Oireachtas Joint and Select Committees

Wednesday, 14 September 2016

Select Committee on the Future of Healthcare

Future of Health Care (Resumed): Dr. Stephen Kinsella

9:00 am

Dr. Stephen Kinsella:

I do not know but I can check and get back to the Deputy.

There is an IT workforce deficit but there is a very large spend in the Department of Health on IT. In respect of the eHealth strategy and data analytics, there is a deputy secretary just for data analytics and research who is a very good and competent person. My hope is that one can ally this with those data gathering initiatives. What is the capacity if we turned it on? There are people who have produced workforce planning models in SOLAS.

Professor Eilis McGovern and her team in the HSE have done considerable work as well. A group in the Department of Health has done this work to a high standard for midwives and nurses. In terms of boots on the ground, the capacity to deliver the service exists, at least in skeleton form. We would need to buttress it by adding in more people. Another group that would be very useful is the Irish Government Economic and Evaluation Service, IGEES. Some of our best University of Limerick graduates are with that group now. These are really smart people and very numerate but, most important, they give us a direct connection back to the Department of Public Expenditure and Reform because that is where they were originally located.

Deputy Kelleher asked several questions, including one on the private versus public health system. This is the main reason I do not recommend either the Scottish or Welsh models. It is also why the governance structure should be managed between the Department of Health and the HSE. The Department can compel access to some of the data from the private systems whereas the HSE cannot.

Data issues abound. Assessing performance has to be done on qualitative and quantitative basis. If we set a target, then people will move to fulfil the target. If we do not have the qualitative elements along with other data, then all we get is people trying to hit targets. Some of the best performance models set the targets but do not tell anyone what they are. It is really interesting. They set they target and then tell those involved simply to try to do the best they can. They found that everyone exceeded the target. Behavioural economics suggests that if we give people a target, they work to it. There is a great example involving Boston firefighters. They brought in a rule to the effect that no one could be absent for more than 15 days per year. Then, the absenteeism rate exploded because people realised they could take 15 extra days. Staff who had not taken a day off in 20 years then took 15 sick days. Then, when they removed the cap the figure stayed at 15 days. We should be careful of the targets we set.

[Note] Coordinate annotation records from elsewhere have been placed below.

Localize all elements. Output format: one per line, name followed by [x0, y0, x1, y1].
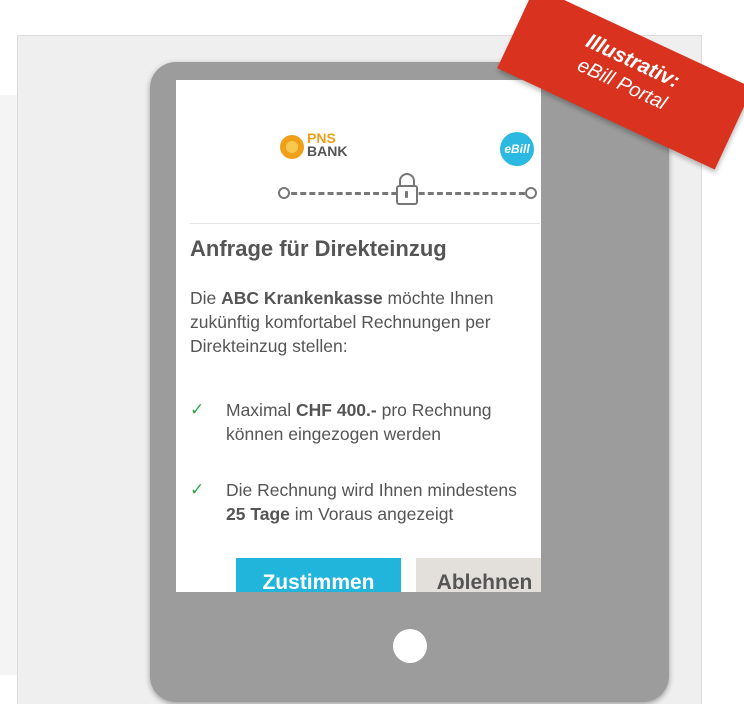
- accept-button[interactable]: Zustimmen: [236, 558, 401, 592]
- connection-end-dot: [525, 187, 537, 199]
- checkmark-icon: ✓: [190, 480, 205, 499]
- ebill-logo: eBill: [500, 132, 534, 166]
- tablet-screen: PNS BANK eBill Anfrage für Direkteinzug …: [176, 80, 541, 592]
- divider: [190, 223, 540, 224]
- item-bold: 25 Tage: [226, 504, 290, 524]
- item-bold: CHF 400.-: [296, 400, 377, 420]
- checkmark-icon: ✓: [190, 400, 205, 419]
- dialog-title: Anfrage für Direkteinzug: [190, 236, 447, 261]
- intro-prefix: Die: [190, 288, 222, 308]
- left-strip: [0, 95, 17, 675]
- lion-icon: [280, 135, 304, 159]
- bank-name-bottom: BANK: [307, 143, 348, 159]
- connection-start-dot: [278, 187, 290, 199]
- intro-company: ABC Krankenkasse: [221, 288, 383, 308]
- item-prefix: Maximal: [226, 400, 297, 420]
- lock-icon: [396, 173, 418, 205]
- home-button[interactable]: [393, 629, 427, 663]
- item-prefix: Die Rechnung wird Ihnen mindestens: [226, 480, 517, 500]
- dialog-intro: Die ABC Krankenkasse möchte Ihnen zukünf…: [190, 286, 525, 358]
- item-suffix: im Voraus angezeigt: [289, 504, 454, 524]
- bank-logo: PNS BANK: [276, 131, 366, 172]
- decline-button[interactable]: Ablehnen: [416, 558, 541, 592]
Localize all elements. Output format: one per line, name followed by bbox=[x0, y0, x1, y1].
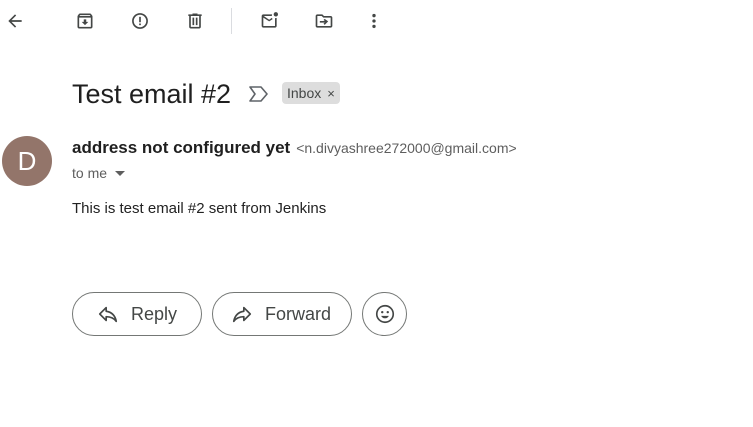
sender-name[interactable]: address not configured yet bbox=[72, 138, 290, 158]
add-reaction-button[interactable] bbox=[362, 292, 407, 336]
archive-button[interactable] bbox=[71, 7, 99, 35]
reply-icon bbox=[98, 306, 118, 323]
emoji-icon bbox=[375, 304, 394, 324]
forward-icon bbox=[232, 306, 252, 323]
mark-unread-button[interactable] bbox=[256, 7, 284, 35]
move-to-button[interactable] bbox=[310, 7, 338, 35]
trash-icon bbox=[188, 13, 202, 29]
archive-icon bbox=[77, 13, 93, 29]
report-spam-button[interactable] bbox=[126, 7, 154, 35]
back-button[interactable] bbox=[1, 7, 29, 35]
email-subject: Test email #2 bbox=[72, 79, 232, 109]
importance-marker-icon[interactable] bbox=[248, 84, 270, 104]
reply-button[interactable]: Reply bbox=[72, 292, 202, 336]
back-arrow-icon bbox=[8, 14, 22, 28]
report-spam-icon bbox=[132, 13, 148, 29]
label-chip-inbox: Inbox × bbox=[282, 82, 340, 104]
delete-button[interactable] bbox=[181, 7, 209, 35]
recipient-details-toggle[interactable]: to me bbox=[72, 165, 126, 181]
sender-line: address not configured yet <n.divyashree… bbox=[72, 138, 517, 158]
sender-email: <n.divyashree272000@gmail.com> bbox=[296, 140, 517, 156]
caret-down-icon bbox=[115, 170, 126, 176]
email-body: This is test email #2 sent from Jenkins bbox=[72, 200, 327, 217]
mark-unread-icon bbox=[261, 12, 278, 28]
remove-label-icon[interactable]: × bbox=[327, 86, 335, 101]
recipient-text: to me bbox=[72, 165, 108, 181]
reply-label: Reply bbox=[131, 303, 178, 324]
more-options-button[interactable] bbox=[360, 7, 388, 35]
more-vert-icon bbox=[372, 13, 376, 29]
toolbar-divider bbox=[231, 8, 232, 34]
sender-avatar[interactable]: D bbox=[2, 136, 52, 186]
forward-label: Forward bbox=[265, 303, 332, 324]
label-chip-text: Inbox bbox=[287, 85, 322, 101]
forward-button[interactable]: Forward bbox=[212, 292, 352, 336]
move-to-icon bbox=[315, 14, 333, 28]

Can we assess efficiencies in workforce planning? We can, but it is typically done through the price system. People try to figure out how expensive it is to recruit 100 new consultants or 25 new phlebotomists and so forth. Typically, it is done through the price system. The Australians have a very good system but I would caution against introducing a similar system immediately. It comes back to work practices. If we were to ask every consultant and nurse what they do on an hourly basis, I do not think they would be able to give an answer. Producing the system to give us that answer would be enormously destructive in terms of the trust we want to build up with everyone. I would do that only as a last step, if at all.

Forecasting quality is absolutely vital. It turns out that we can figure out whether forecasts were of high quality. We relate the forecasted levels to the levels that actually materialised. Let us suppose we have six different anaesthetist groups and we are forecasting their levels. Then let us suppose three are bang on. We can measure that by the amount of latent demand. If we have three people with a fairly average waiting list and then two others over-claim and have no waiting list while three other people are waiting around not doing much or doing mostly private work instead, then we may have overshot here and undershot there. It is a rough balancing act over time and we can see that, especially with the qualitative element.

Is there a tension between these developments? There is, absolutely. There is a question of leaving it with the Department of Health and the HSE and then perhaps putting it with a body like the ESRI. There is a tension. In Australia they created an entirely new institute of workforce planning and had what was almost an ESRI body for workforce planning. Then after some years they ended up nationalising the organisation and bringing it in to the health service again. There are many different models to make it work. I am uncertain whether such a body should be independent of policy. I think we would want it to be fairly connected to the policy-making system. Otherwise, it ends up evolving into a fairly technocratic dry exercise where someone produces numerous charts and people say it is grand but there is no action. It needs to be close to the systems of power, including the committee.